Are you interested in learning more about Polar? This article showcases several practical Polar one-liners for common data science tasks, including feature engineering.
# 5. Stocking up with treats
feast is an open-source library envisioned as a feature store that helps distribute structured data sources for large-scale production-level or production-ready AI applications, especially those based on large language models (LLMs), for both model training and inference tasks. One of its attractive properties is to ensure consistency between both stages: training and estimation in production. Its use as a feature store is also closely linked with feature engineering processes, for example, by using it in combination with other open-source frameworks, denormalized.
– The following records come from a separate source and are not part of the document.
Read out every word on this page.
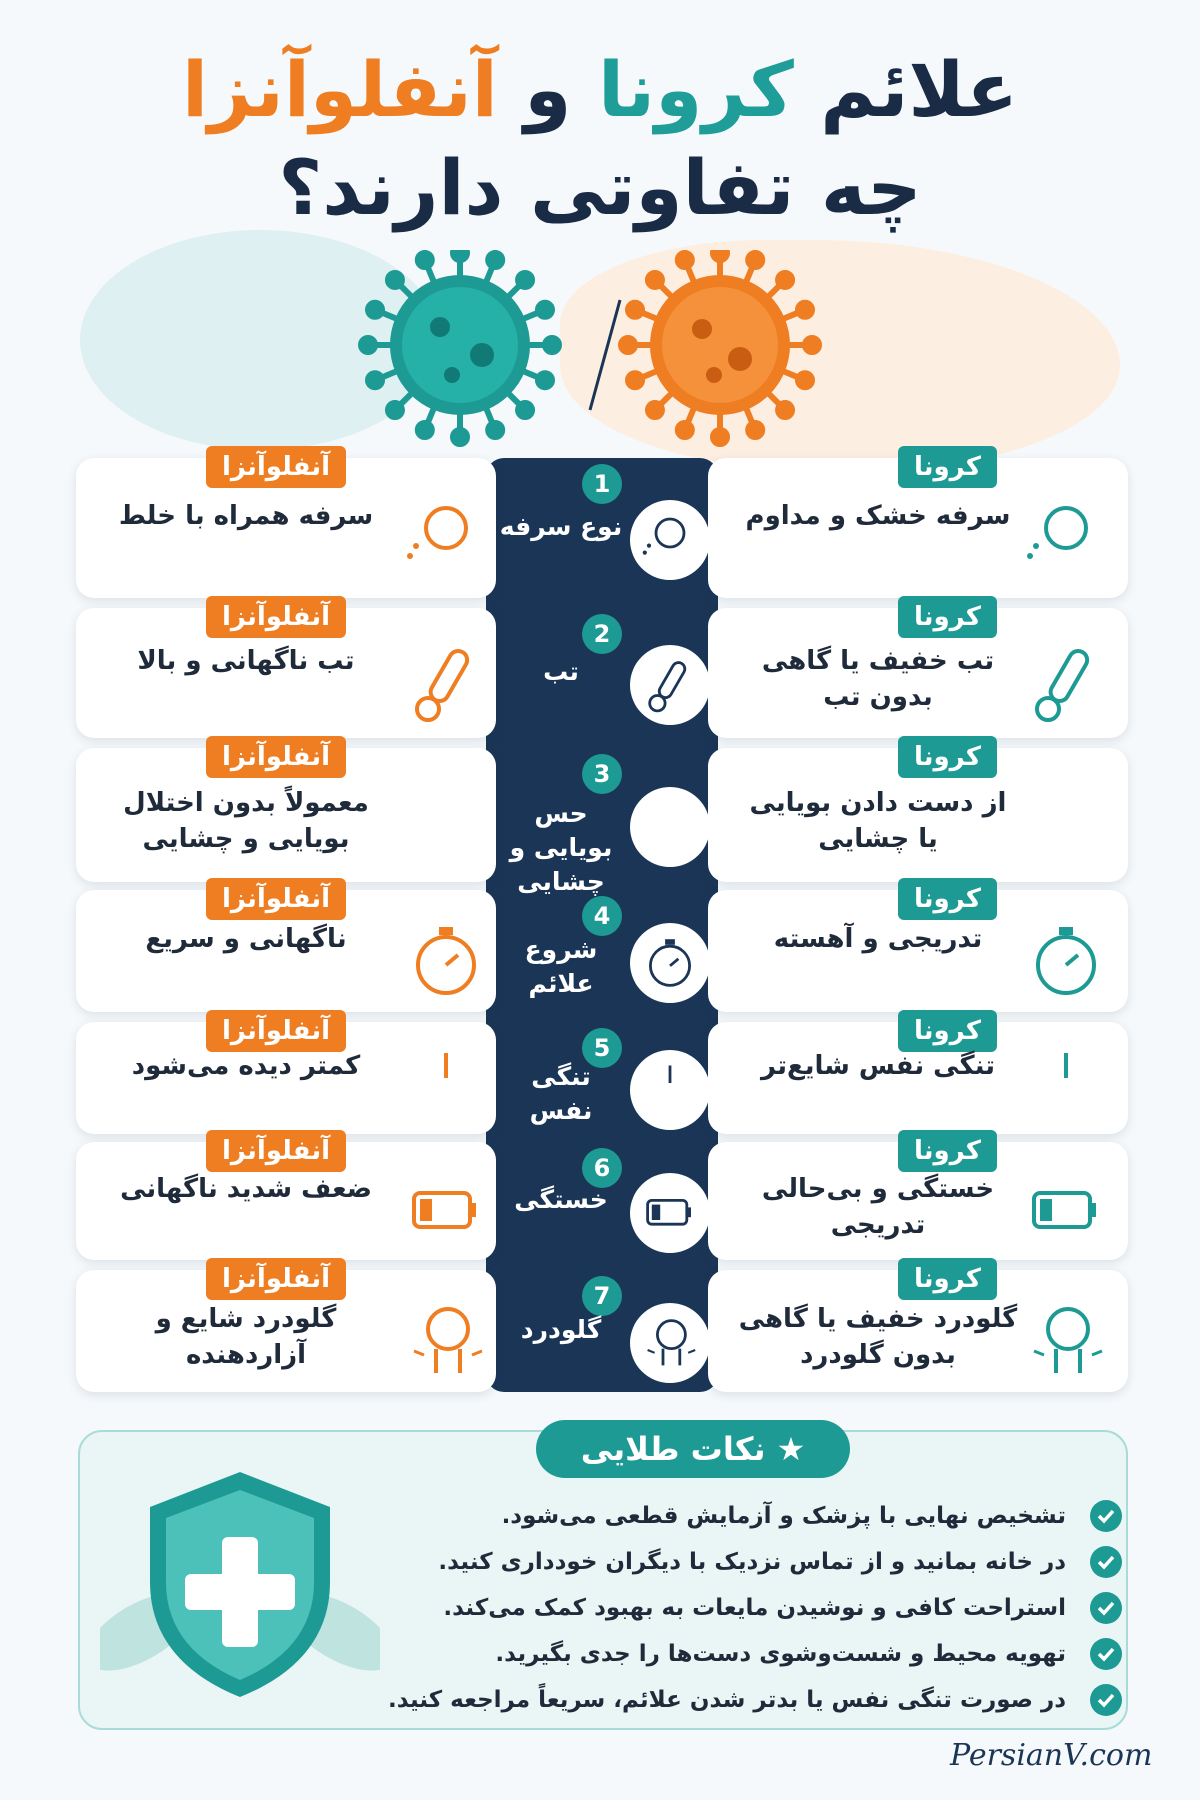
علائم کرونا و آنفلوآنزا
چه تفاوتی دارند؟
آنفلوآنزا
سرفه همراه با خلط
کرونا
سرفه خشک و مداوم
1
نوع سرفه
آنفلوآنزا
تب ناگهانی و بالا
کرونا
تب خفیف یا گاهی بدون تب
2
تب
آنفلوآنزا
معمولاً بدون اختلال بویایی و چشایی
کرونا
از دست دادن بویایی یا چشایی
3
حس بویایی و چشایی
آنفلوآنزا
ناگهانی و سریع
کرونا
تدریجی و آهسته
4
شروع علائم
آنفلوآنزا
کمتر دیده می‌شود
کرونا
تنگی نفس شایع‌تر
5
تنگی نفس
آنفلوآنزا
ضعف شدید ناگهانی
کرونا
خستگی و بی‌حالی تدریجی
6
خستگی
آنفلوآنزا
گلودرد شایع و آزاردهنده
کرونا
گلودرد خفیف یا گاهی بدون گلودرد
7
گلودرد
★ نکات طلایی
تشخیص نهایی با پزشک و آزمایش قطعی می‌شود.
در خانه بمانید و از تماس نزدیک با دیگران خودداری کنید.
استراحت کافی و نوشیدن مایعات به بهبود کمک می‌کند.
تهویه محیط و شست‌وشوی دست‌ها را جدی بگیرید.
در صورت تنگی نفس یا بدتر شدن علائم، سریعاً مراجعه کنید.
PersianV.com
# 6. Extracting with tsfresh
Focusing towards larger time series datasets, we have tsfresh Library, with a package that specializes in scalable feature extraction. Ranging from statistical to spectral properties, this library is capable of computing hundreds of meaningful features over large time series, as well as implementing relevance filtering, which, as its name suggests, involves filtering features based on relevance to the machine learning modeling process.
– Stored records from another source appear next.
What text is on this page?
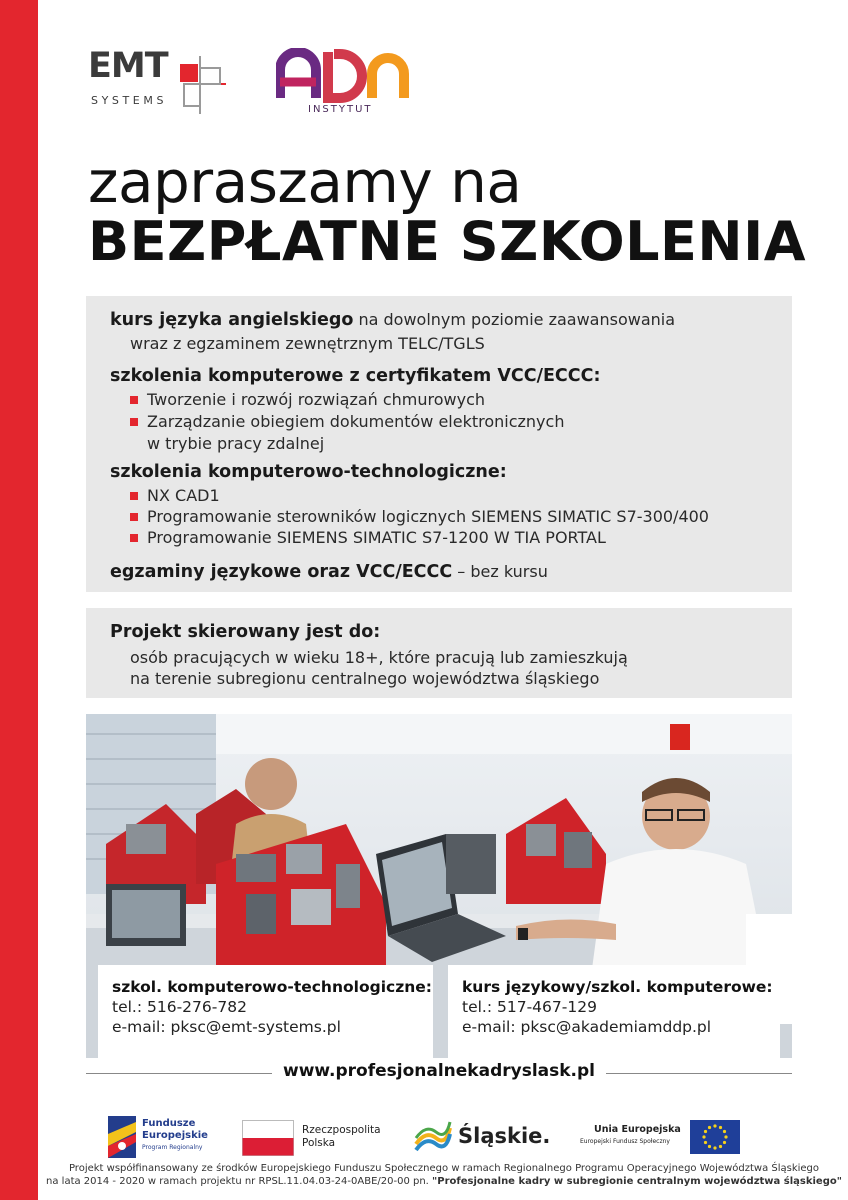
EMT
SYSTEMS
INSTYTUT
zapraszamy na
BEZPŁATNE SZKOLENIA
kurs języka angielskiego na dowolnym poziomie zaawansowania
wraz z egzaminem zewnętrznym TELC/TGLS
szkolenia komputerowe z certyfikatem VCC/ECCC:
Tworzenie i rozwój rozwiązań chmurowych
Zarządzanie obiegiem dokumentów elektronicznych
w trybie pracy zdalnej
szkolenia komputerowo-technologiczne:
NX CAD1
Programowanie sterowników logicznych SIEMENS SIMATIC S7-300/400
Programowanie SIEMENS SIMATIC S7-1200 W TIA PORTAL
egzaminy językowe oraz VCC/ECCC – bez kursu
Projekt skierowany jest do:
osób pracujących w wieku 18+, które pracują lub zamieszkują
na terenie subregionu centralnego województwa śląskiego
szkol. komputerowo-technologiczne:
tel.: 516-276-782
e-mail: pksc@emt-systems.pl
kurs językowy/szkol. komputerowe:
tel.: 517-467-129
e-mail: pksc@akademiamddp.pl
www.profesjonalnekadryslask.pl
Fundusze
Europejskie
Program Regionalny
Rzeczpospolita
Polska	Śląskie.	Unia Europejska
Europejski Fundusz Społeczny
Projekt współfinansowany ze środków Europejskiego Funduszu Społecznego w ramach Regionalnego Programu Operacyjnego Województwa Śląskiego
na lata 2014 - 2020 w ramach projektu nr RPSL.11.04.03-24-0ABE/20-00 pn. "Profesjonalne kadry w subregionie centralnym województwa śląskiego"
This example code excerpt takes DataFrame This includes a time series dataset that has previously been rolled out in Windows, and applies tsfresh Feature extraction on:
features_rolled = extract_features(
rolled_df,
column_id='id',
column_sort="time",
default_fc_parameters=settings,
n_jobs=0
)
# 7. Getting along with the river
Let’s finish dipping our toes in the river current (within reason), with River The library is designed to streamline online machine learning workflows. As part of its functionalities, it has the ability to enable online or streaming feature transformation and feature learning techniques. It can help efficiently deal with issues like unlimited data and concept drift in production. River is designed to robustly handle problems that rarely occur in batch machine learning systems, such as the appearance and disappearance of data features over time.
# wrapping up
This article lists 7 notable Python libraries that can help make feature engineering processes more scalable. Some of them are directly focused on providing specific feature engineering approaches, while others can be used in conjunction with other frameworks, to pursue feature engineering tasks in certain scenarios.
ivan palomares carrascosa Is a leader, author, speaker and consultant in AI, Machine Learning, Deep Learning and LLM. He trains and guides others in using AI in the real world.